The third group (n = 30) was subdivided into five subgroups (n = 6 each) that received an i.v. bolus injection of, respectively, (i) vehicle (bidistilled water; 1 ml/kg), (ii) MRS 2500 (300 μg/kg), (iii) PSB 0739 (300 μg/kg), (iv) MRS 2211 (1000 μg/kg) and (v) MRS 2211 (3000 μg/kg). Ten min later, all subgroups received an i.v. continuous infusion of ADPβS (30 μg/kg/min). After 10 min, a S-R curve was elicited again as described above during the ADPβS infusion, to analyse the effects of the above compounds on the ADPβS-induced cardiac sympatho-inhibition.
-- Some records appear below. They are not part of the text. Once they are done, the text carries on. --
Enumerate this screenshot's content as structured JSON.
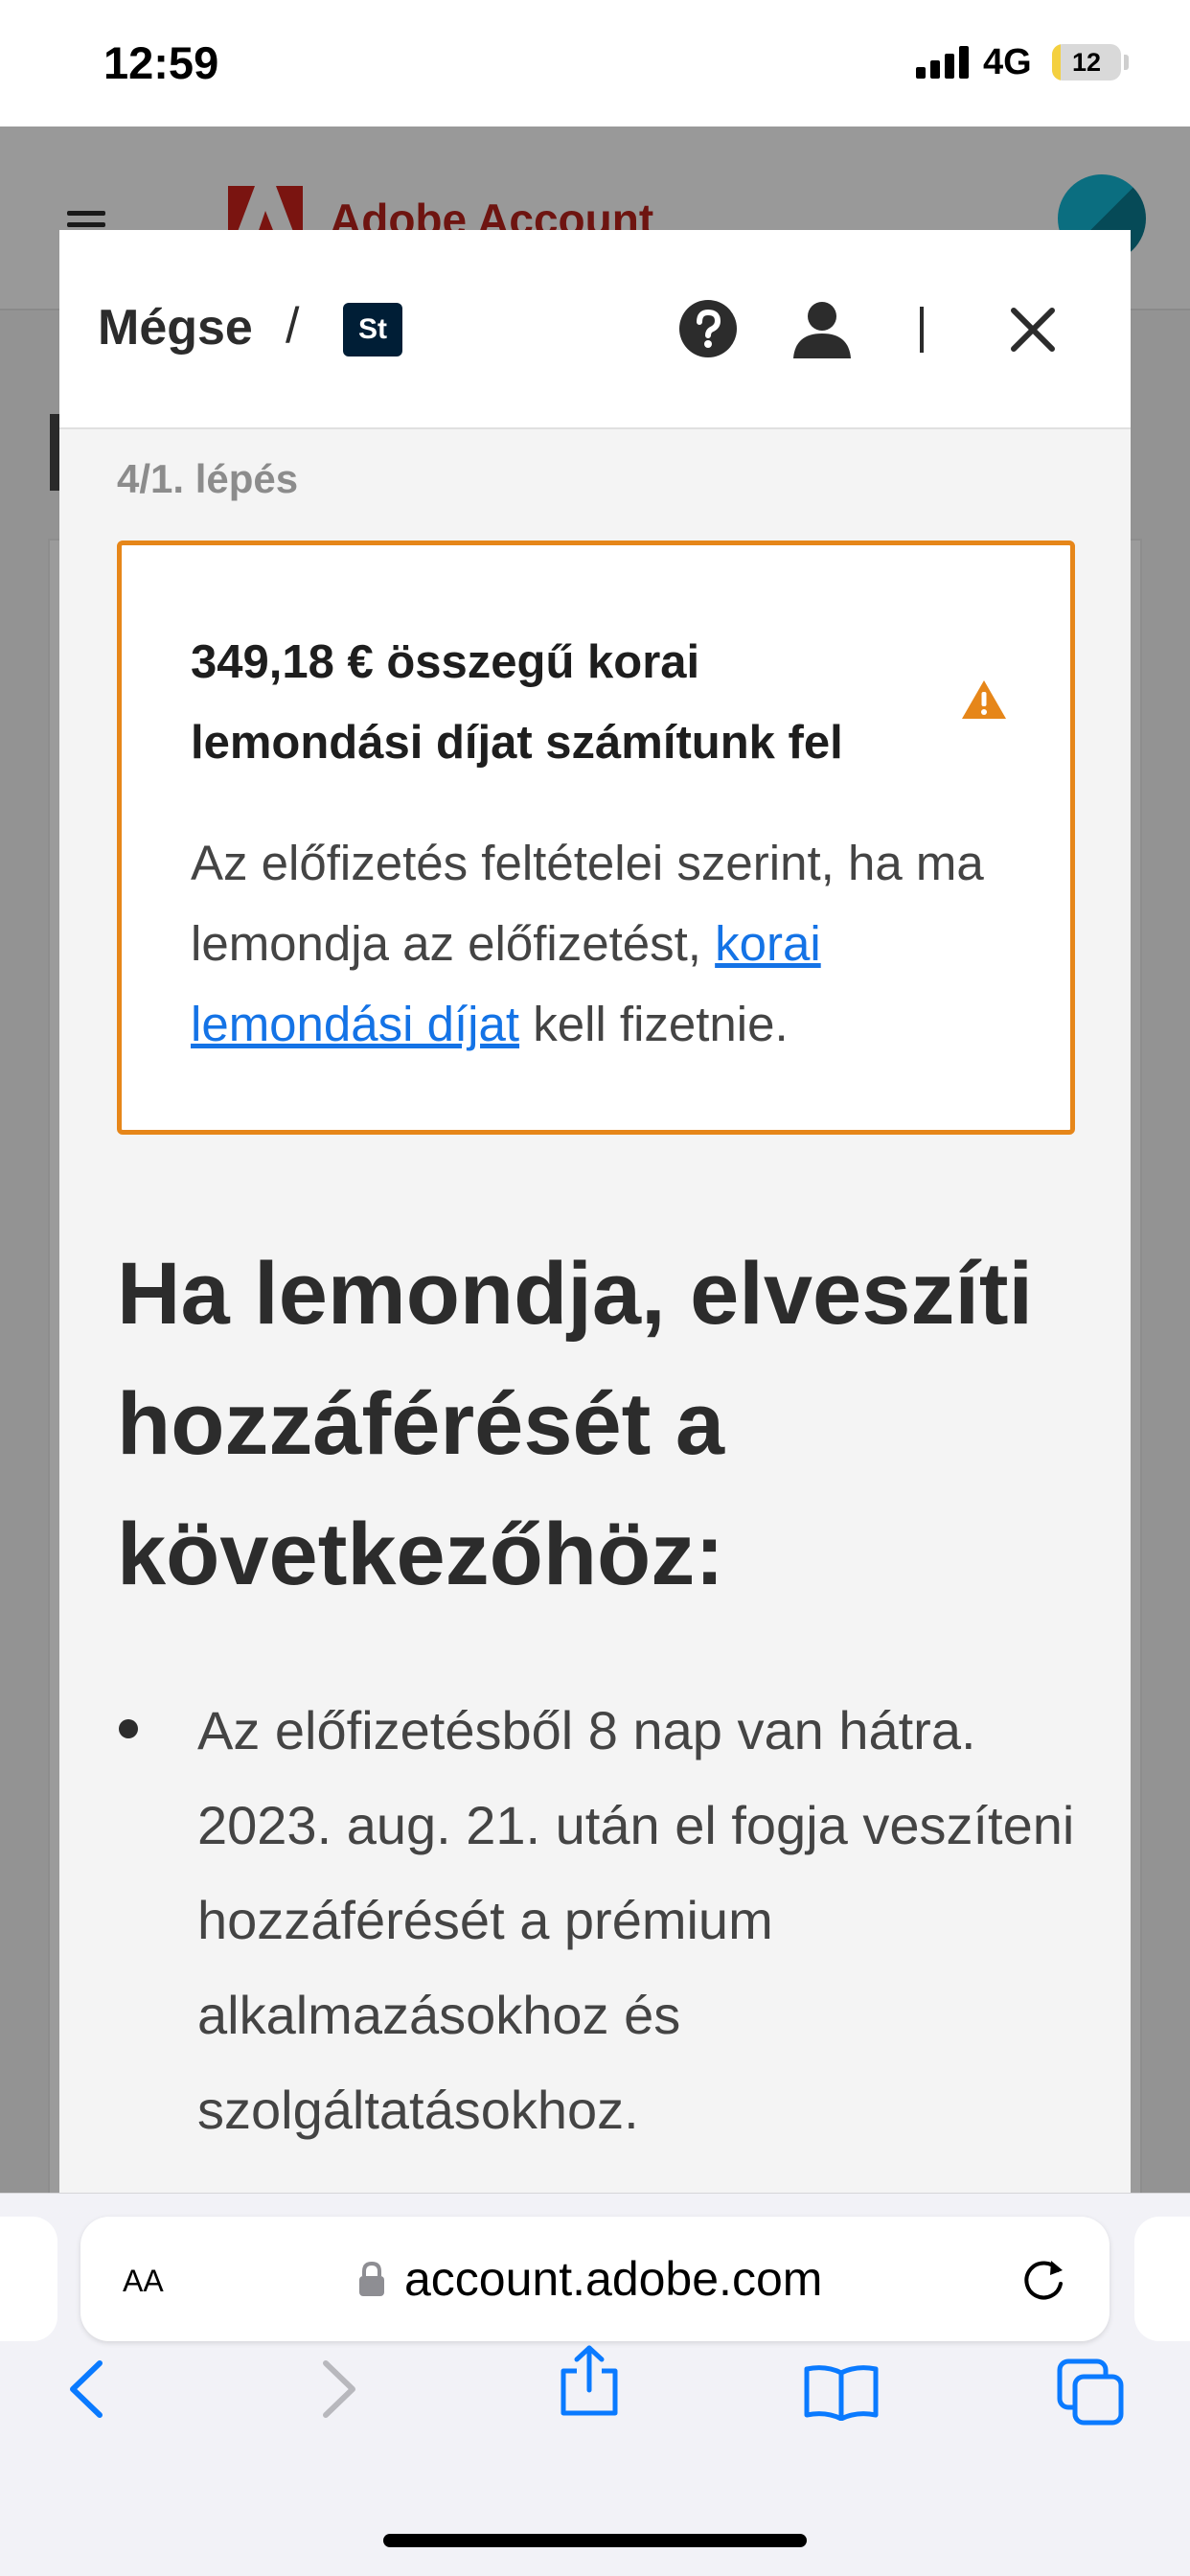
{
  "status_bar": {
    "time": "12:59",
    "network": "4G",
    "battery_level": "12",
    "battery_fraction": 0.12
  },
  "background_page": {
    "brand": "Adobe Account",
    "colors": {
      "brand_red": "#fa0f00",
      "avatar": "#0b6e80"
    }
  },
  "modal": {
    "header": {
      "cancel_label": "Mégse",
      "separator": "/",
      "app_badge": "St",
      "icons": [
        "help-icon",
        "user-icon",
        "close-icon"
      ]
    },
    "step_label": "4/1. lépés",
    "warning": {
      "title": "349,18 € összegű korai lemondási díjat számítunk fel",
      "text_before": "Az előfizetés feltételei szerint, ha ma lemondja az előfizetést, ",
      "link_label": "korai lemondási díjat",
      "text_after": " kell fizetnie.",
      "border_color": "#e68619",
      "link_color": "#1473e6"
    },
    "loss_heading": "Ha lemondja, elveszíti hozzáférését a következőhöz:",
    "loss_items": [
      "Az előfizetésből 8 nap van hátra. 2023. aug. 21. után el fogja veszíteni hozzáférését a prémium alkalmazásokhoz és szolgáltatásokhoz."
    ]
  },
  "safari": {
    "text_size_button": "AA",
    "url": "account.adobe.com",
    "toolbar_icons": [
      "back-icon",
      "forward-icon",
      "share-icon",
      "bookmarks-icon",
      "tabs-icon"
    ]
  }
}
Protocol II: intravenous bolus injections of exogenous noradrenaline

The second set of rats (n = 12) was prepared as described above, but the pithing rod was left throughout the experiment, and the administration of both gallamine and desipramine was omitted, as previously described [27]. After a stable haemodynamic condition for 30 min, baseline values of diastolic blood pressure and heart rate were determined. Then, the animals received i.v. bolus injections of exogenous noradrenaline (0.1, 0.3, 1 and 3 μg/kg) to produce dose-dependent tachycardic responses. When the heart rate returned to baseline levels, the next dose was applied. This procedure was performed until the D-R curve was completed (approximately 30 min). Subsequently, this set of animals was divided into two groups (n = 6 each) that received i.v. continuous infusions of, respectively, (i) vehicle (bidistilled water; 0.02 ml/min) or (ii) ADPβS (30 μg/kg/min). Ten min later, a D-R curve to noradrenaline was elicited again during the infusion of vehicle or ADPβS.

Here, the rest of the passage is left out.